Emmeline, qui tout d'abord avait été effrayée par les moustaches rousses, les yeux gris cendre, les mains en épaules de mouton et les allures bestiales de ce convive inattendu, finit par se laisser gagner par ses plaisanteries aimables et ses talents de société. A treize ans, on considère facilement comme un homme supérieur celui qui réussit à tailler un rond de serviette dans un manche de gigot.

Le visiteur réitéra ses visites. Mme Freizel, qui au début l'avait appelé monsieur Marsouillac, n'avait pas tardé à l'appeler Marsouillac tout court, puis Léon.

Son état ne lui prenait évidemment qu'une faible partie de sa journée, car il arrivait quelquefois bien avant midi et restait à baguenauder jusqu'à près de trois heures. Mais, quel qu'il fût, le métier ne devait pas être mauvais, car on ne se refusait plus rien, et on sirotait parfois si abondamment après les repas que Léon finissait presque toujours par s'étendre sur le lit pour y cuver ses petits verres.

Ce lit unique, où couchaient la mère et la fille depuis la mort du charron, eut bientôt un adjoint : une petite couchette en fer qu'on acheta d'occasion et qu'on parvint à caser contre le panneau le plus obscur du cabinet. Emmeline fut enchantée d'avoir un lit à elle. C'était un commencement de trousseau. Seulement, comme elle s'y était mollement endormie la veille, bercée par des rêves de propriétaire, elle fut toute surprise de distinguer, en se réveillant le lendemain, Marsouillac trottinant par la chambre en manches de chemise, puis demandant tout haut à sa mère :

— Où as-tu mis le cirage?

Mme Freizel avait été et pouvait encore passer pour jolie, ne s'étant jamais, du vivant de son mari, qui trimait pour tout le monde, épuisée dans ces travaux qui brûlent le sang, parcheminent la peau et développent les jointures des doigts au point de les transformer en petits échaudés. Tant que Freizel avait vécu, elle ne s'était pas gênée pour lui, bien qu'il lui eût souvent reproché de s'habiller « comme un sac ». C'était d'elle que sa fille tenait ces yeux noirs qui n'en finissaient plus. Depuis l'intrusion de ce Marsouillac dans son existence, la veuve s'était passé le luxe d'un corset, et elle avait été étonnée de la réduction à laquelle une taille de femme peut parvenir au moyen du rapprochement énergique de deux solides baleines.

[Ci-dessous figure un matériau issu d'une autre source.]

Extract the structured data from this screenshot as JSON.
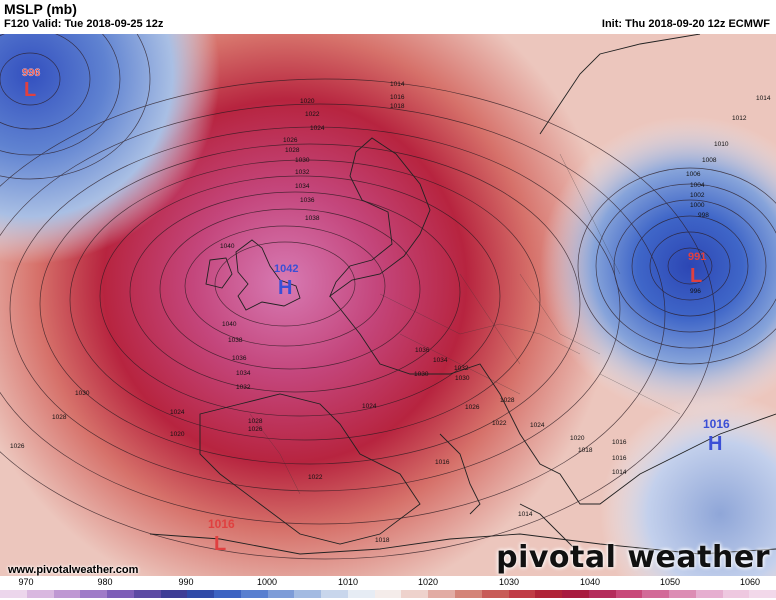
{
  "header": {
    "title": "MSLP (mb)",
    "valid": "F120 Valid: Tue 2018-09-25 12z",
    "init": "Init: Thu 2018-09-20 12z ECMWF"
  },
  "footer": {
    "site": "www.pivotalweather.com",
    "brand": "pivotal weather"
  },
  "pressure_centers": [
    {
      "type": "L",
      "value": "996",
      "color": "#e04040"
    },
    {
      "type": "H",
      "value": "1042",
      "color": "#3a4fd6"
    },
    {
      "type": "L",
      "value": "991",
      "color": "#e04040"
    },
    {
      "type": "H",
      "value": "1016",
      "color": "#3a4fd6"
    },
    {
      "type": "L",
      "value": "1016",
      "color": "#e04040"
    }
  ],
  "isobar_labels": [
    "1014",
    "1016",
    "1018",
    "1020",
    "1022",
    "1024",
    "1026",
    "1028",
    "1030",
    "1032",
    "1034",
    "1036",
    "1038",
    "1040",
    "1040",
    "1038",
    "1036",
    "1034",
    "1032",
    "1030",
    "1028",
    "1026",
    "1024",
    "1020",
    "1026",
    "1030",
    "1028",
    "1036",
    "1034",
    "1030",
    "1032",
    "1024",
    "1022",
    "1026",
    "1028",
    "1024",
    "1020",
    "1018",
    "1016",
    "1016",
    "1014",
    "1014",
    "1022",
    "1018",
    "1016",
    "1014",
    "1012",
    "1010",
    "1008",
    "1006",
    "1004",
    "1002",
    "1000",
    "998",
    "996"
  ],
  "colorbar": {
    "labels": [
      "970",
      "980",
      "990",
      "1000",
      "1010",
      "1020",
      "1030",
      "1040",
      "1050",
      "1060"
    ],
    "colors": [
      "#ecd6ec",
      "#d9b8e0",
      "#bf98d3",
      "#9f7bc8",
      "#7d5eb8",
      "#5c4aa4",
      "#3d3d96",
      "#2f4aa8",
      "#3c63c2",
      "#587fd0",
      "#7d9cd8",
      "#a3bbe2",
      "#c8d6ec",
      "#e6ecf4",
      "#f4ecea",
      "#eed2cc",
      "#e2aca4",
      "#d48478",
      "#c85c58",
      "#c03c46",
      "#b02438",
      "#a81c40",
      "#b42c5c",
      "#c8487a",
      "#d26a98",
      "#dc8cb4",
      "#e6aed0",
      "#eec8e0",
      "#f2d8ea"
    ],
    "accent_low": "#2a3fa8",
    "accent_high": "#b0203a"
  }
}
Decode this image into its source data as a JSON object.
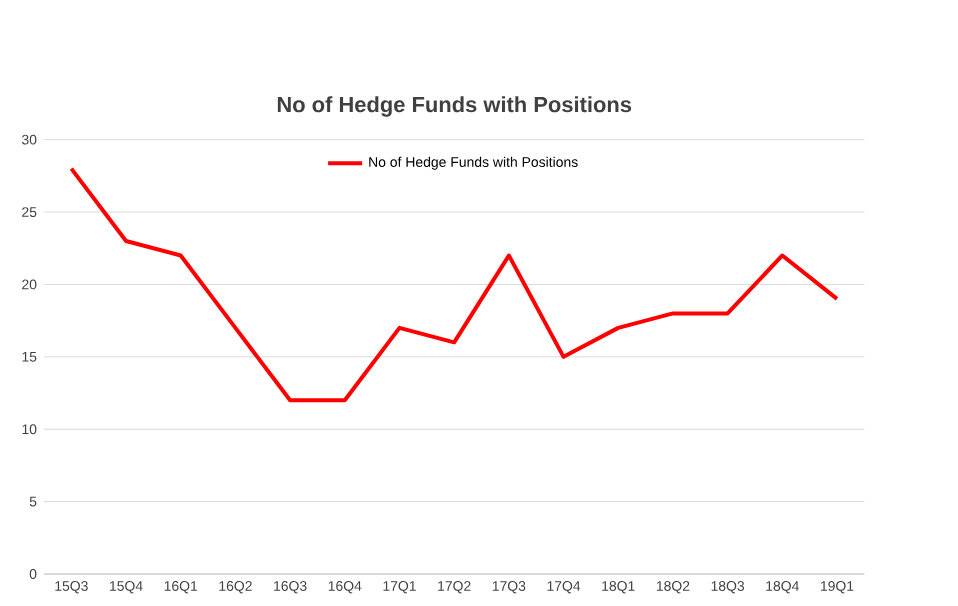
{
  "chart_data": {
    "type": "line",
    "title": "No of Hedge Funds with Positions",
    "categories": [
      "15Q3",
      "15Q4",
      "16Q1",
      "16Q2",
      "16Q3",
      "16Q4",
      "17Q1",
      "17Q2",
      "17Q3",
      "17Q4",
      "18Q1",
      "18Q2",
      "18Q3",
      "18Q4",
      "19Q1"
    ],
    "series": [
      {
        "name": "No of Hedge Funds with Positions",
        "color": "#ff0000",
        "values": [
          28,
          23,
          22,
          17,
          12,
          12,
          17,
          16,
          22,
          15,
          17,
          18,
          18,
          22,
          19
        ]
      }
    ],
    "ylim": [
      0,
      30
    ],
    "yticks": [
      0,
      5,
      10,
      15,
      20,
      25,
      30
    ],
    "grid": "y",
    "legend": "top",
    "marker": "none",
    "line_style": "solid"
  }
}
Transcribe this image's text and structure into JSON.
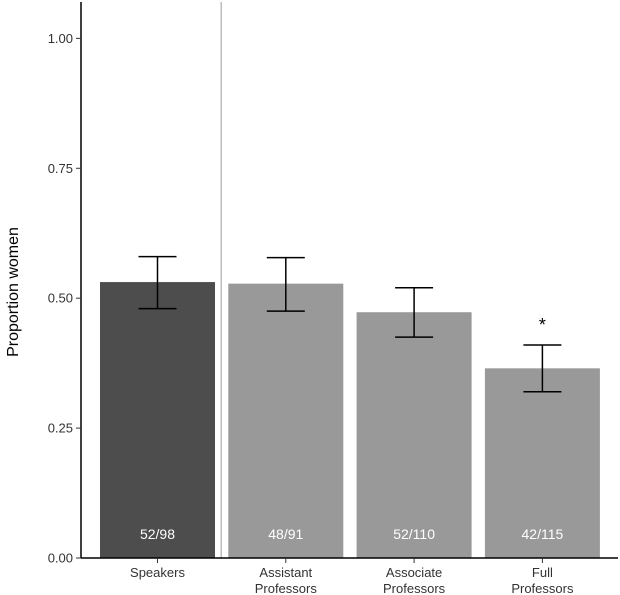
{
  "chart_data": {
    "type": "bar",
    "title": "",
    "xlabel": "",
    "ylabel": "Proportion women",
    "ylim": [
      0,
      1.07
    ],
    "yticks": [
      "0.00",
      "0.25",
      "0.50",
      "0.75",
      "1.00"
    ],
    "ytick_values": [
      0,
      0.25,
      0.5,
      0.75,
      1.0
    ],
    "grid": false,
    "categories": [
      [
        "Speakers"
      ],
      [
        "Assistant",
        "Professors"
      ],
      [
        "Associate",
        "Professors"
      ],
      [
        "Full",
        "Professors"
      ]
    ],
    "values": [
      0.531,
      0.528,
      0.473,
      0.365
    ],
    "error_low": [
      0.48,
      0.475,
      0.425,
      0.32
    ],
    "error_high": [
      0.58,
      0.578,
      0.52,
      0.41
    ],
    "counts": [
      "52/98",
      "48/91",
      "52/110",
      "42/115"
    ],
    "bar_colors": [
      "#4d4d4d",
      "#999999",
      "#999999",
      "#999999"
    ],
    "significance": [
      "",
      "",
      "",
      "*"
    ],
    "separator_after_index": 0
  }
}
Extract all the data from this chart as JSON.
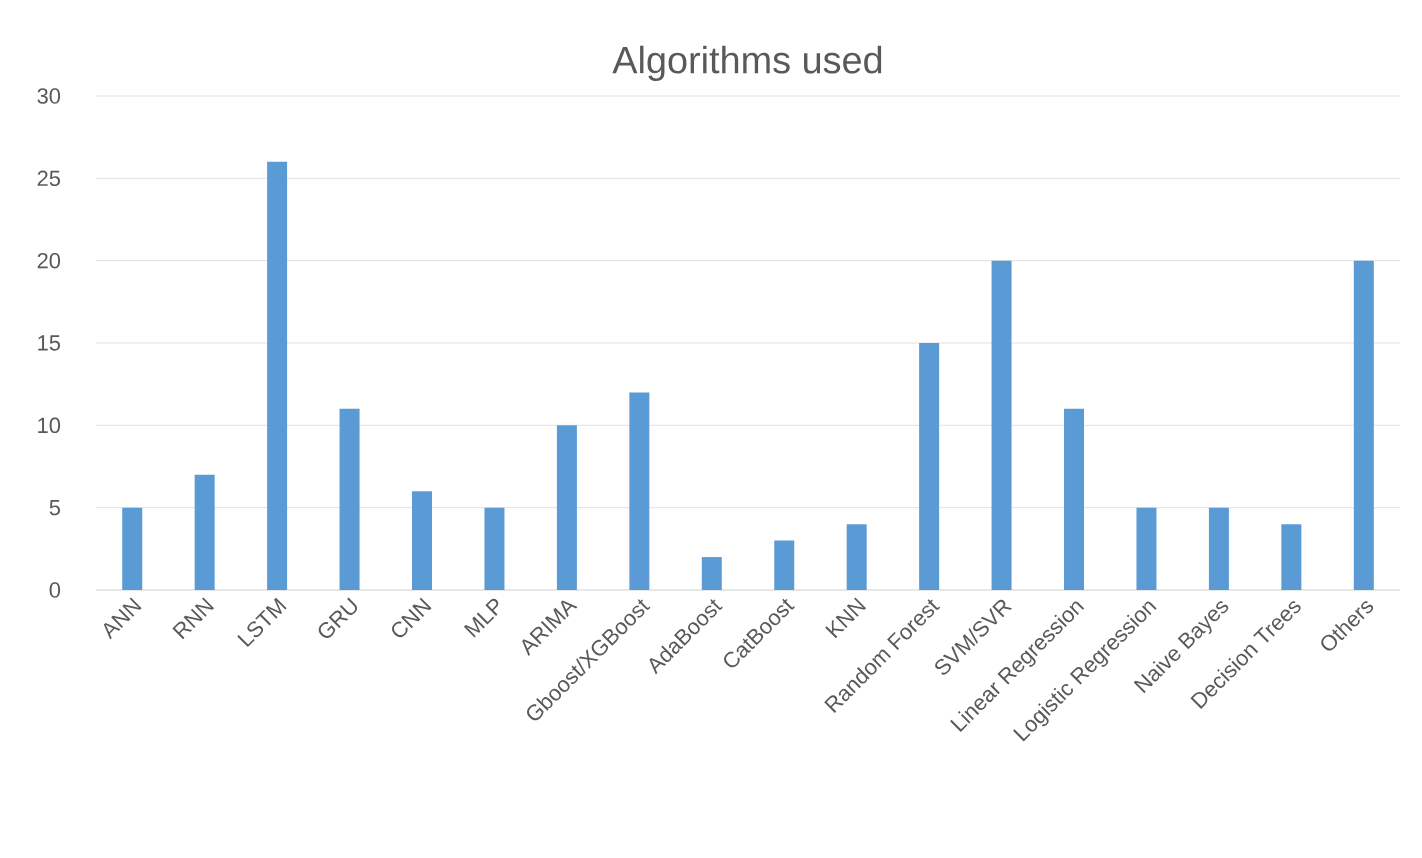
{
  "chart_data": {
    "type": "bar",
    "title": "Algorithms used",
    "categories": [
      "ANN",
      "RNN",
      "LSTM",
      "GRU",
      "CNN",
      "MLP",
      "ARIMA",
      "Gboost/XGBoost",
      "AdaBoost",
      "CatBoost",
      "KNN",
      "Random Forest",
      "SVM/SVR",
      "Linear Regression",
      "Logistic Regression",
      "Naive Bayes",
      "Decision Trees",
      "Others"
    ],
    "values": [
      5,
      7,
      26,
      11,
      6,
      5,
      10,
      12,
      2,
      3,
      4,
      15,
      20,
      11,
      5,
      5,
      4,
      20
    ],
    "color": "#5b9bd5",
    "ylim": [
      0,
      30
    ],
    "yticks": [
      0,
      5,
      10,
      15,
      20,
      25,
      30
    ],
    "grid": "y"
  }
}
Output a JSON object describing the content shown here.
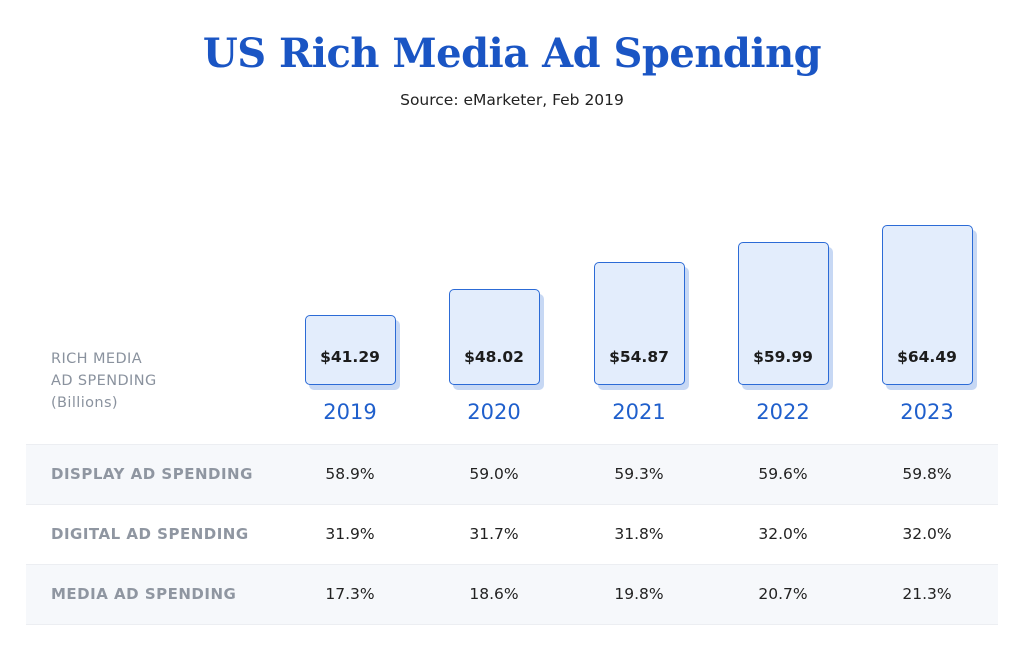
{
  "title": "US Rich Media Ad Spending",
  "subtitle": "Source: eMarketer, Feb 2019",
  "chart_data": {
    "type": "bar",
    "row_label": "RICH MEDIA\nAD SPENDING\n(Billions)",
    "categories": [
      "2019",
      "2020",
      "2021",
      "2022",
      "2023"
    ],
    "values": [
      41.29,
      48.02,
      54.87,
      59.99,
      64.49
    ],
    "value_labels": [
      "$41.29",
      "$48.02",
      "$54.87",
      "$59.99",
      "$64.49"
    ],
    "grid": false,
    "colors": {
      "bar_fill": "#e3edfc",
      "bar_border": "#2c6bd6",
      "title": "#1a55c4",
      "year": "#1f5fcc"
    }
  },
  "table": {
    "rows": [
      {
        "label": "DISPLAY AD SPENDING",
        "values": [
          "58.9%",
          "59.0%",
          "59.3%",
          "59.6%",
          "59.8%"
        ]
      },
      {
        "label": "DIGITAL AD SPENDING",
        "values": [
          "31.9%",
          "31.7%",
          "31.8%",
          "32.0%",
          "32.0%"
        ]
      },
      {
        "label": "MEDIA AD SPENDING",
        "values": [
          "17.3%",
          "18.6%",
          "19.8%",
          "20.7%",
          "21.3%"
        ]
      }
    ]
  }
}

Quant aux deux ménages à quinze francs par mois, il ne paraissait plus en être question, ce qui ne diminuait en rien le nombre des jambonneaux. Un jour, Emmeline découvrit un pot de rouge dans le tiroir de la table. Sa mère, qui sortait autrefois tous les matins, ne sortait plus que le soir et revenait souvent si tard que, le lendemain, elle restait couchée jusqu'à midi, si bien qu'Emmeline lui servait, ces jours-là, le café dans le lit à elle et à Marsouillac. Les détails de l'organisation de cette vie nouvelle avaient demandé du temps, et la première communion de la petite en avait été retardée de toute une année. Cependant Mme Freizel y tenait si obstinément qu'il eût été malséant d'ajourner encore la cérémonie à laquelle elle assista au bras de Marsouillac, qui se moucha à plusieurs reprises pour cacher son attendrissement.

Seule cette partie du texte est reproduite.